Falas machistas após eliminação

"Não adianta a gente jogar contra São Paulo, Palmeiras, Corinthians e eles colocar uma mulher para apitar um jogo desse tamanho. Eu acho que ela não foi honesta pelo que ela fez. [...] Era um sonho da gente chegar na semi ou até na final, mas ela acabou com o nosso jogo. Eu acho que a Federação Paulista tem que olhar para uns jogos desse tamanho, não colocar uma mulher", disse em entrevista após a partida.

Veja a nota da FPF na íntegra

É com profunda indignação e revolta que a Federação Paulista de Futebol recebeu a entrevista do atleta Gustavo Marques, do Red Bull Bragantino, após a partida contra o São Paulo, neste sábado (21), pelo Paulistão Casas Bahia.
Uma declaração em relação à árbitra Daiane Muniz que reflete uma visão primitiva, machista, preconceituosa e misógina, incompatível com os valores que regem a sociedade e o futebol. É absolutamente estarrecedor que um atleta, em qualquer circunstância, questione a capacidade de um árbitro com base em seu gênero.
A FPF tem orgulho de contar em seu quadro com 36 árbitras e assistentes e continua trabalhando ativamente para que este número cresça.

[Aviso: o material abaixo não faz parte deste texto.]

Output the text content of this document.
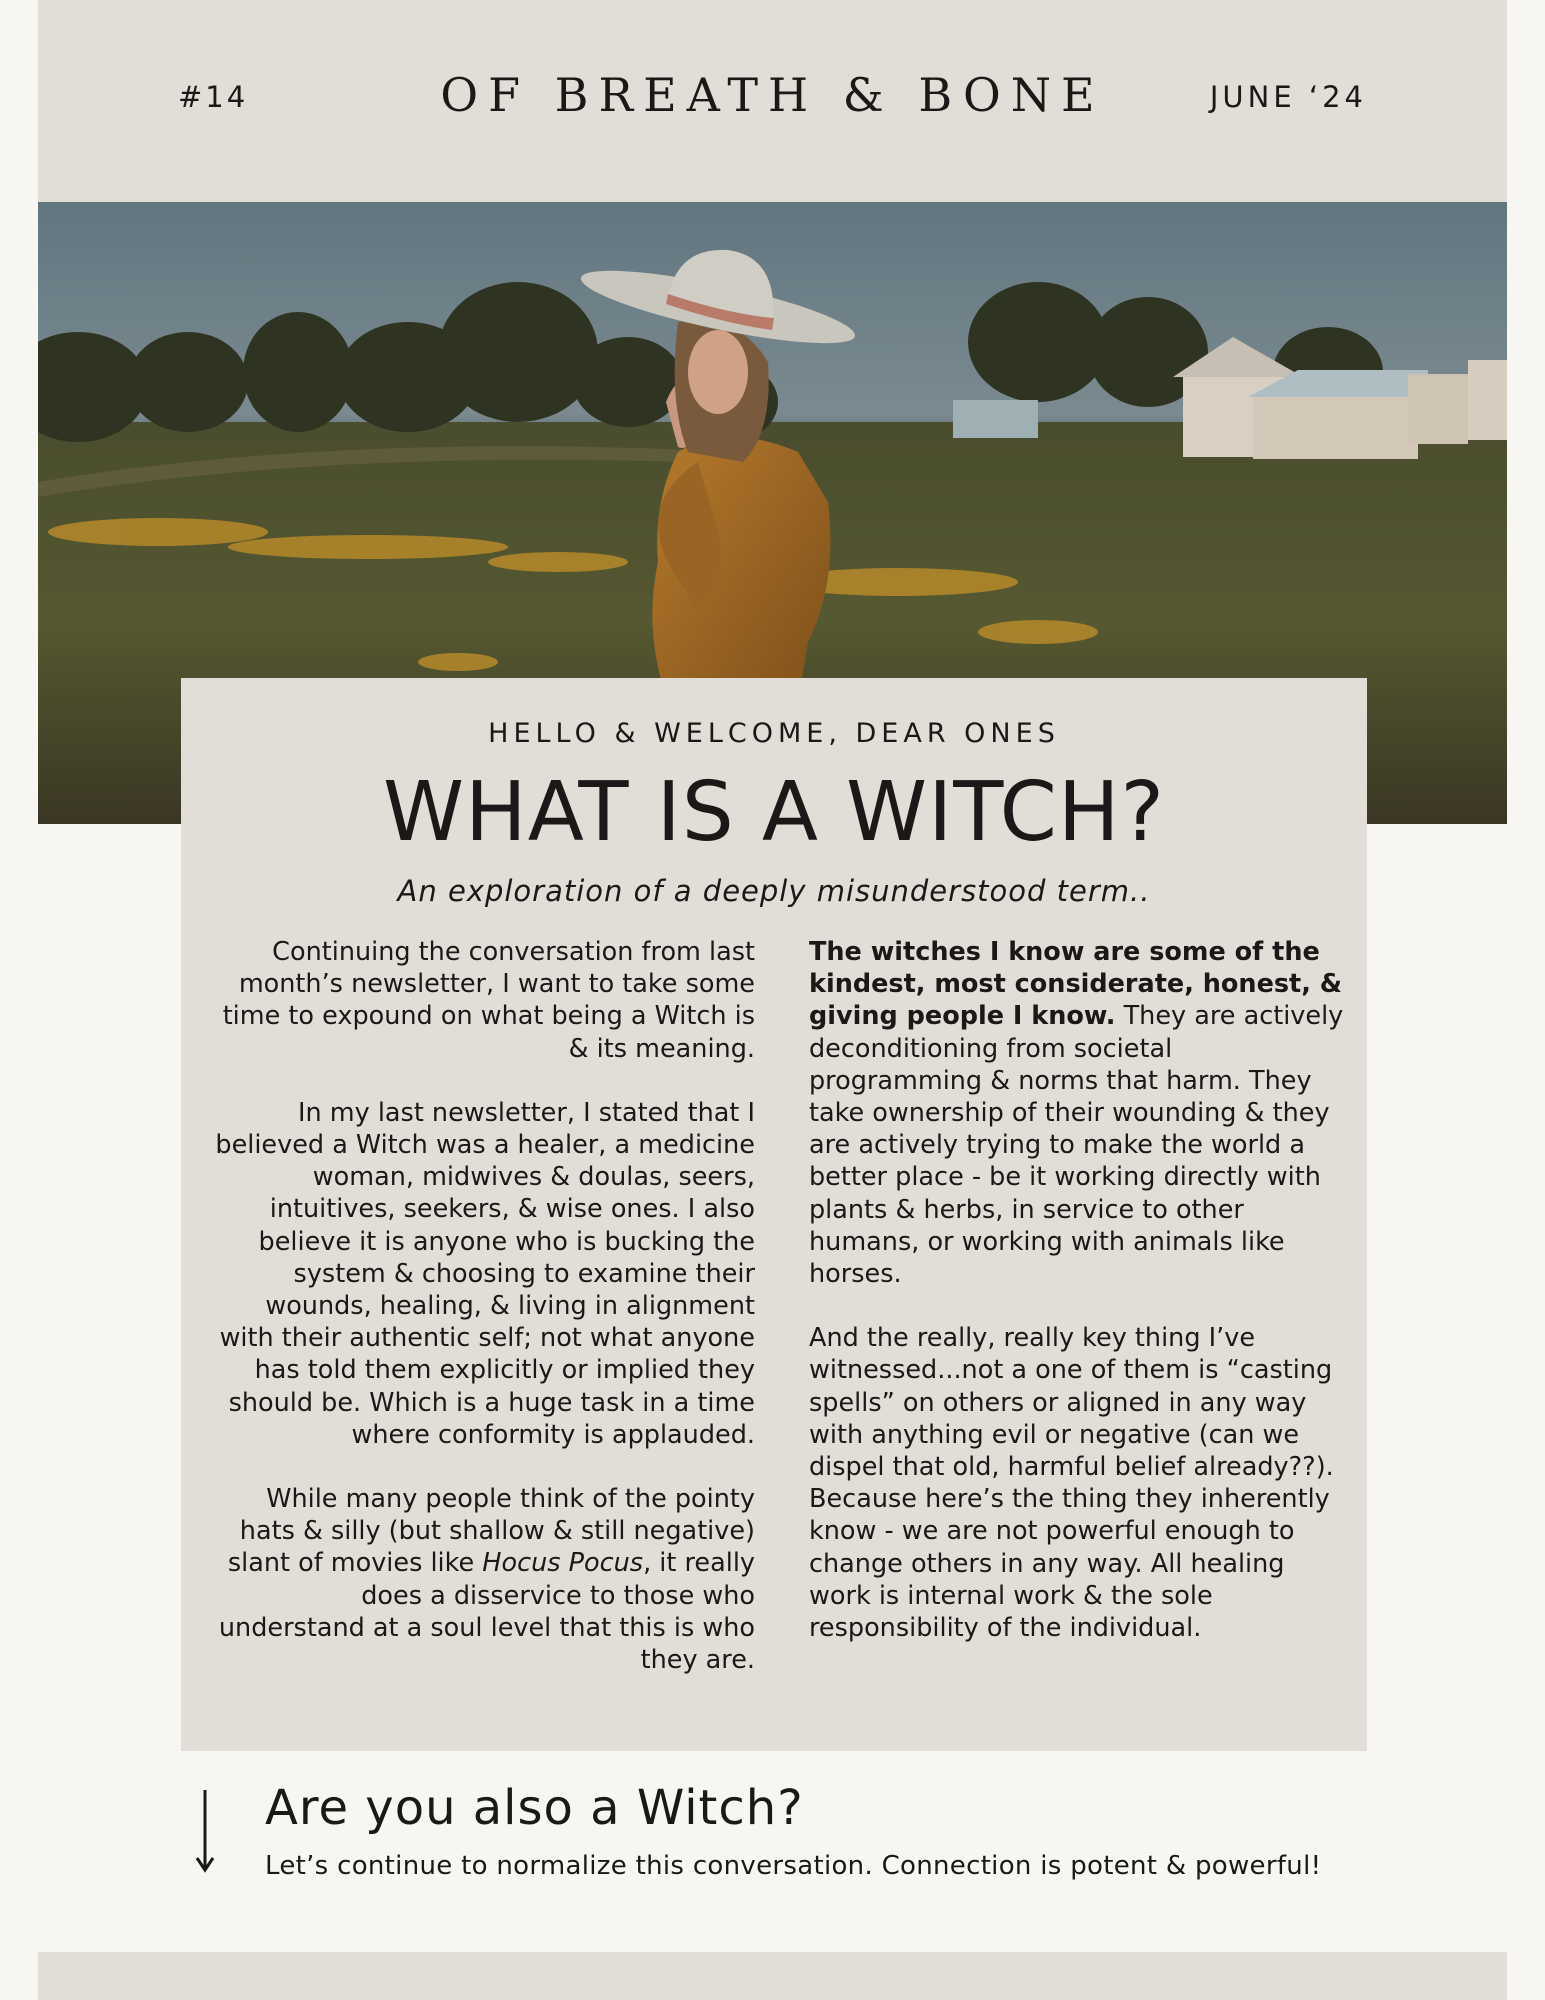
#14	OF BREATH & BONE	JUNE ‘24
HELLO & WELCOME, DEAR ONES
WHAT IS A WITCH?
An exploration of a deeply misunderstood term..

Continuing the conversation from last month’s newsletter, I want to take some time to expound on what being a Witch is & its meaning.

In my last newsletter, I stated that I believed a Witch was a healer, a medicine woman, midwives & doulas, seers, intuitives, seekers, & wise ones. I also believe it is anyone who is bucking the system & choosing to examine their wounds, healing, & living in alignment with their authentic self; not what anyone has told them explicitly or implied they should be. Which is a huge task in a time where conformity is applauded.

While many people think of the pointy hats & silly (but shallow & still negative) slant of movies like Hocus Pocus, it really does a disservice to those who understand at a soul level that this is who they are.

The witches I know are some of the kindest, most considerate, honest, & giving people I know. They are actively deconditioning from societal programming & norms that harm. They take ownership of their wounding & they are actively trying to make the world a better place - be it working directly with plants & herbs, in service to other humans, or working with animals like horses.

And the really, really key thing I’ve witnessed...not a one of them is “casting spells” on others or aligned in any way with anything evil or negative (can we dispel that old, harmful belief already??). Because here’s the thing they inherently know - we are not powerful enough to change others in any way. All healing work is internal work & the sole responsibility of the individual.

Are you also a Witch?
Let’s continue to normalize this conversation. Connection is potent & powerful!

Daiane Muniz é uma árbitra FPF/CBF/FIFA da mais alta qualidade técnica, correta e de caráter. A FPF reforça todo apoio a Daiane e a todas as mulheres que atuam ou desejam atuar em qualquer área do futebol. Nosso trabalho diário é para garantir que o futebol seja um ambiente seguro e justo para todas as mulheres.

Por fim, a FPF encaminhará tais declarações à Justiça Desportiva, para que esta tome todas as providências cabíveis.